EU research commissioner Mariya Gabriel outlines principles for a single European market for innovation

EU research commissioner Mariya Gabriel has outlined her ideas for the creation of a European Innovation Area (EIA), saying it should be decentralised and empower all innovators and entrepreneurs to realise their full potential, wherever they are in Europe.

EIA must be based on the five main principles of an effective local innovation system, Gabriel said in a statement read on her behalf at the European Innovation Summit being held online this week.

  • It must form networks and facilitate communication between different stakeholders and start-ups.
  • The ecosystem must ensure transparent, equal access to funding across Europe, and be designed to increase female participation.
  • Start-ups must be able to easily submit tenders to any public authority in the EU. Regulation allowing this is already in place, but there are not see enough examples of entrepreneurs taking advantage of it.
  • EIA must enable matchmaking opportunities between start-ups and larger established companies.
  • EIA should have strong local innovator associations with connections to other stakeholders and authorities.

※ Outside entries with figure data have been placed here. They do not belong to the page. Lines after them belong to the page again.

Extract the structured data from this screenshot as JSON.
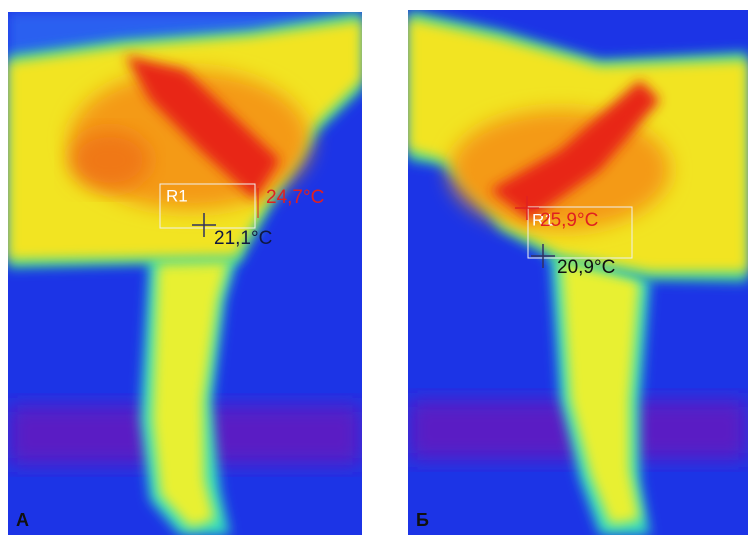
{
  "panels": [
    {
      "label": "А",
      "roi": "R1",
      "max_temp": "24,7°C",
      "min_temp": "21,1°C"
    },
    {
      "label": "Б",
      "roi": "R1",
      "max_temp": "25,9°C",
      "min_temp": "20,9°C"
    }
  ]
}
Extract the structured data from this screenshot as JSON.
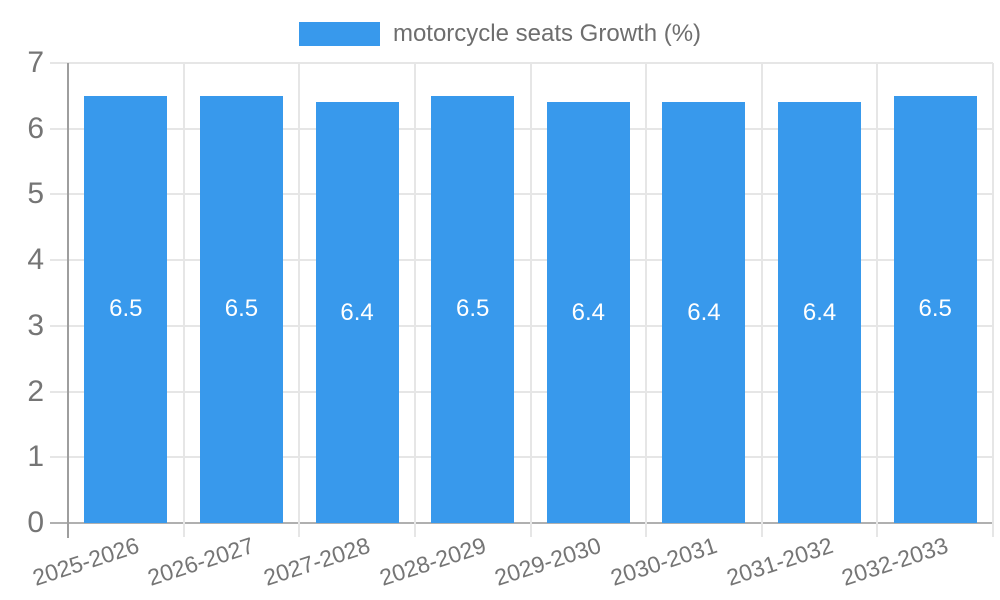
{
  "legend": {
    "label": "motorcycle seats Growth (%)"
  },
  "chart_data": {
    "type": "bar",
    "title": "motorcycle seats Growth (%)",
    "categories": [
      "2025-2026",
      "2026-2027",
      "2027-2028",
      "2028-2029",
      "2029-2030",
      "2030-2031",
      "2031-2032",
      "2032-2033"
    ],
    "series": [
      {
        "name": "motorcycle seats Growth (%)",
        "values": [
          6.5,
          6.5,
          6.4,
          6.5,
          6.4,
          6.4,
          6.4,
          6.5
        ],
        "data_labels": [
          "6.5",
          "6.5",
          "6.4",
          "6.5",
          "6.4",
          "6.4",
          "6.4",
          "6.5"
        ]
      }
    ],
    "xlabel": "",
    "ylabel": "",
    "ylim": [
      0,
      7
    ],
    "yticks": [
      0,
      1,
      2,
      3,
      4,
      5,
      6,
      7
    ],
    "grid": true,
    "legend_position": "top center",
    "colors": {
      "bar": "#3899EC",
      "gridline": "#e6e6e6",
      "axis_line": "#9e9e9e",
      "baseline": "#b0b0b0",
      "tick_text": "#757575",
      "data_label": "#ffffff",
      "background": "#ffffff"
    }
  }
}
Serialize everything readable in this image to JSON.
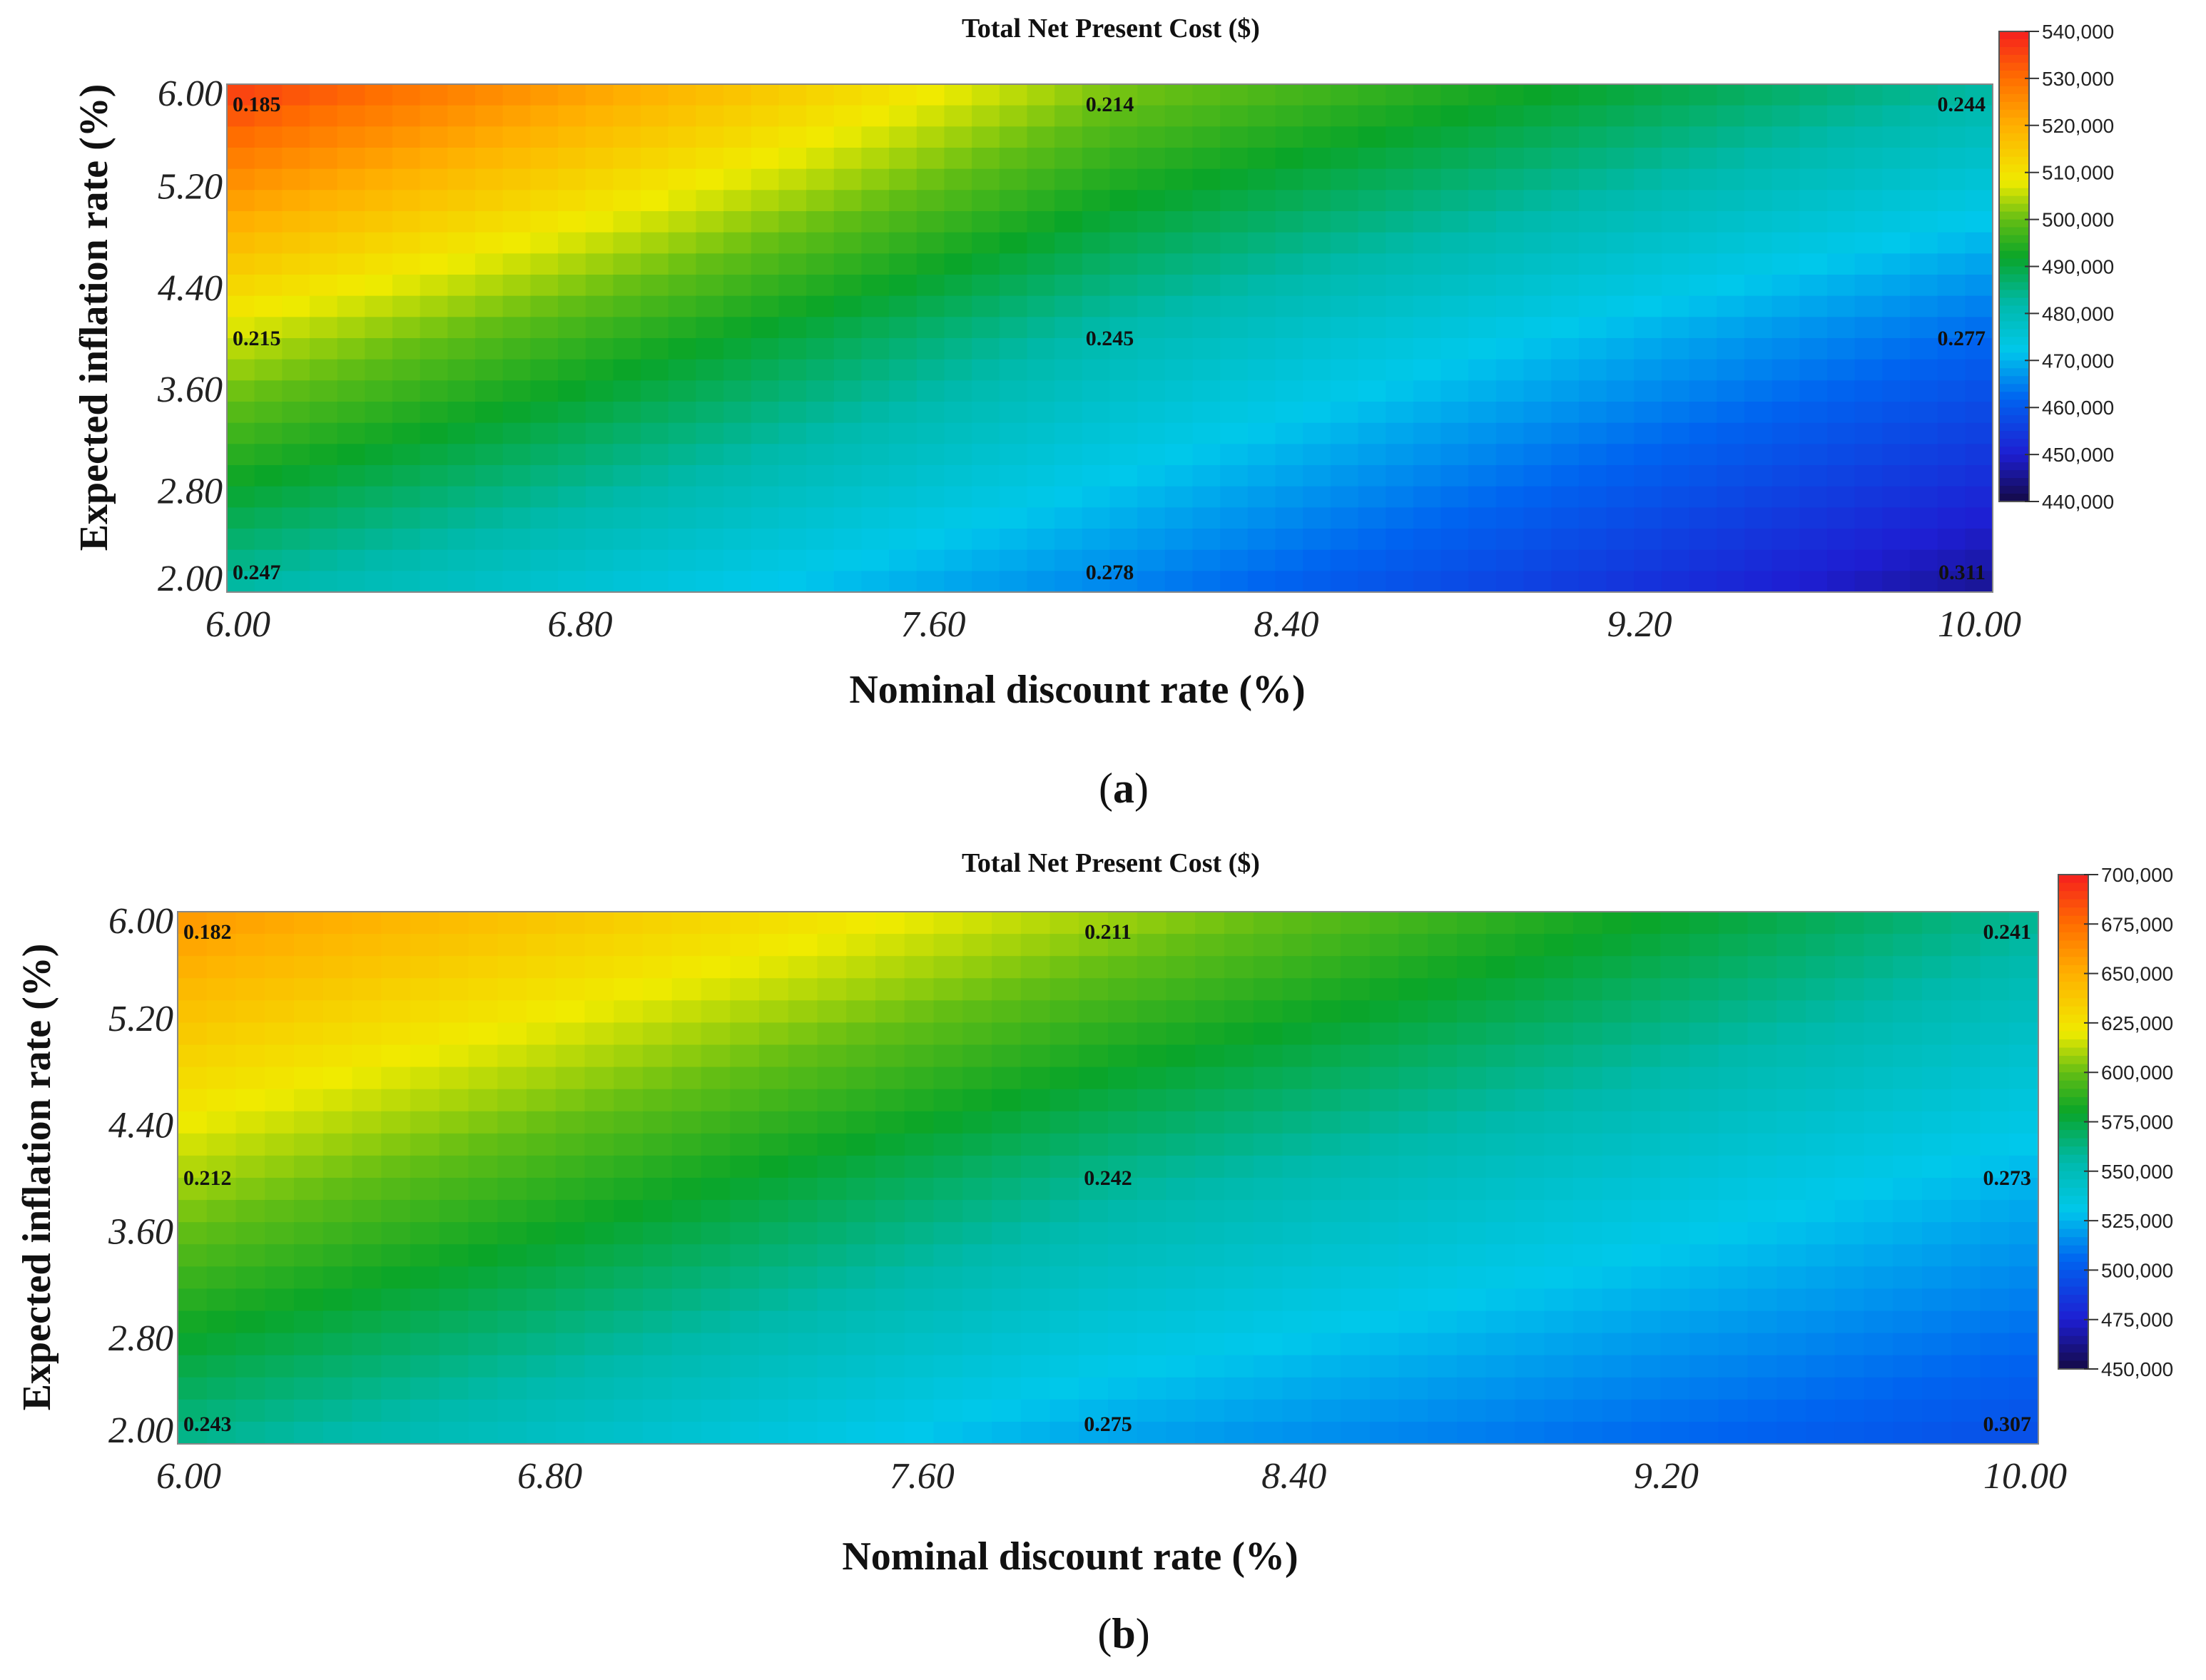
{
  "chart_data": [
    {
      "type": "heatmap",
      "panel_label": "a",
      "title": "Total Net Present Cost ($)",
      "xlabel": "Nominal discount rate (%)",
      "ylabel": "Expected inflation rate (%)",
      "xlim": [
        6.0,
        10.0
      ],
      "ylim": [
        2.0,
        6.0
      ],
      "x_ticks": [
        "6.00",
        "6.80",
        "7.60",
        "8.40",
        "9.20",
        "10.00"
      ],
      "y_ticks": [
        "6.00",
        "5.20",
        "4.40",
        "3.60",
        "2.80",
        "2.00"
      ],
      "colorbar": {
        "min": 440000,
        "max": 540000,
        "ticks": [
          "540,000",
          "530,000",
          "520,000",
          "510,000",
          "500,000",
          "490,000",
          "480,000",
          "470,000",
          "460,000",
          "450,000",
          "440,000"
        ]
      },
      "corner_values": {
        "x": [
          6.0,
          8.0,
          10.0
        ],
        "y": [
          6.0,
          4.0,
          2.0
        ]
      },
      "npc_values": [
        [
          537000,
          502000,
          483000
        ],
        [
          506000,
          481000,
          462000
        ],
        [
          482000,
          465000,
          445000
        ]
      ],
      "point_labels": [
        {
          "x": 6.0,
          "y": 6.0,
          "text": "0.185"
        },
        {
          "x": 8.0,
          "y": 6.0,
          "text": "0.214"
        },
        {
          "x": 10.0,
          "y": 6.0,
          "text": "0.244"
        },
        {
          "x": 6.0,
          "y": 4.0,
          "text": "0.215"
        },
        {
          "x": 8.0,
          "y": 4.0,
          "text": "0.245"
        },
        {
          "x": 10.0,
          "y": 4.0,
          "text": "0.277"
        },
        {
          "x": 6.0,
          "y": 2.0,
          "text": "0.247"
        },
        {
          "x": 8.0,
          "y": 2.0,
          "text": "0.278"
        },
        {
          "x": 10.0,
          "y": 2.0,
          "text": "0.311"
        }
      ]
    },
    {
      "type": "heatmap",
      "panel_label": "b",
      "title": "Total Net Present Cost ($)",
      "xlabel": "Nominal discount rate (%)",
      "ylabel": "Expected inflation rate (%)",
      "xlim": [
        6.0,
        10.0
      ],
      "ylim": [
        2.0,
        6.0
      ],
      "x_ticks": [
        "6.00",
        "6.80",
        "7.60",
        "8.40",
        "9.20",
        "10.00"
      ],
      "y_ticks": [
        "6.00",
        "5.20",
        "4.40",
        "3.60",
        "2.80",
        "2.00"
      ],
      "colorbar": {
        "min": 450000,
        "max": 700000,
        "ticks": [
          "700,000",
          "675,000",
          "650,000",
          "625,000",
          "600,000",
          "575,000",
          "550,000",
          "525,000",
          "500,000",
          "475,000",
          "450,000"
        ]
      },
      "corner_values": {
        "x": [
          6.0,
          8.0,
          10.0
        ],
        "y": [
          6.0,
          4.0,
          2.0
        ]
      },
      "npc_values": [
        [
          660000,
          610000,
          560000
        ],
        [
          610000,
          560000,
          525000
        ],
        [
          560000,
          520000,
          495000
        ]
      ],
      "point_labels": [
        {
          "x": 6.0,
          "y": 6.0,
          "text": "0.182"
        },
        {
          "x": 8.0,
          "y": 6.0,
          "text": "0.211"
        },
        {
          "x": 10.0,
          "y": 6.0,
          "text": "0.241"
        },
        {
          "x": 6.0,
          "y": 4.0,
          "text": "0.212"
        },
        {
          "x": 8.0,
          "y": 4.0,
          "text": "0.242"
        },
        {
          "x": 10.0,
          "y": 4.0,
          "text": "0.273"
        },
        {
          "x": 6.0,
          "y": 2.0,
          "text": "0.243"
        },
        {
          "x": 8.0,
          "y": 2.0,
          "text": "0.275"
        },
        {
          "x": 10.0,
          "y": 2.0,
          "text": "0.307"
        }
      ]
    }
  ]
}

These measures need to be adopted on a European level to tackle the fragmentation of existing European start-up ecosystems. Though many of these are vibrant and successful, they are often disconnected from each other. Today, it is easier for an entrepreneur to contact an investor in Silicon Valley, California than another European region, Gabriel said.

The EIA should help change this and would also create stronger links between education and innovation. The path from research to innovation is well-established. Now, the EU should enable students to form and scale start-ups in Europe without passing through a research lab, Gabriel said.

The EU is already laying foundations for an innovation market, with the European Innovation and Technology Institute (EIT) building ecosystems across Europe, while the European Innovation Council (EIC) is funding technology start-ups. To reinforce their efforts, the two EU agencies signed a letter of intent in September, agreeing to streamline services. “The next step is to turn the EIC into a European unicorn factory by working together with the EIT’s new innovation ecosystems,” said Gabriel.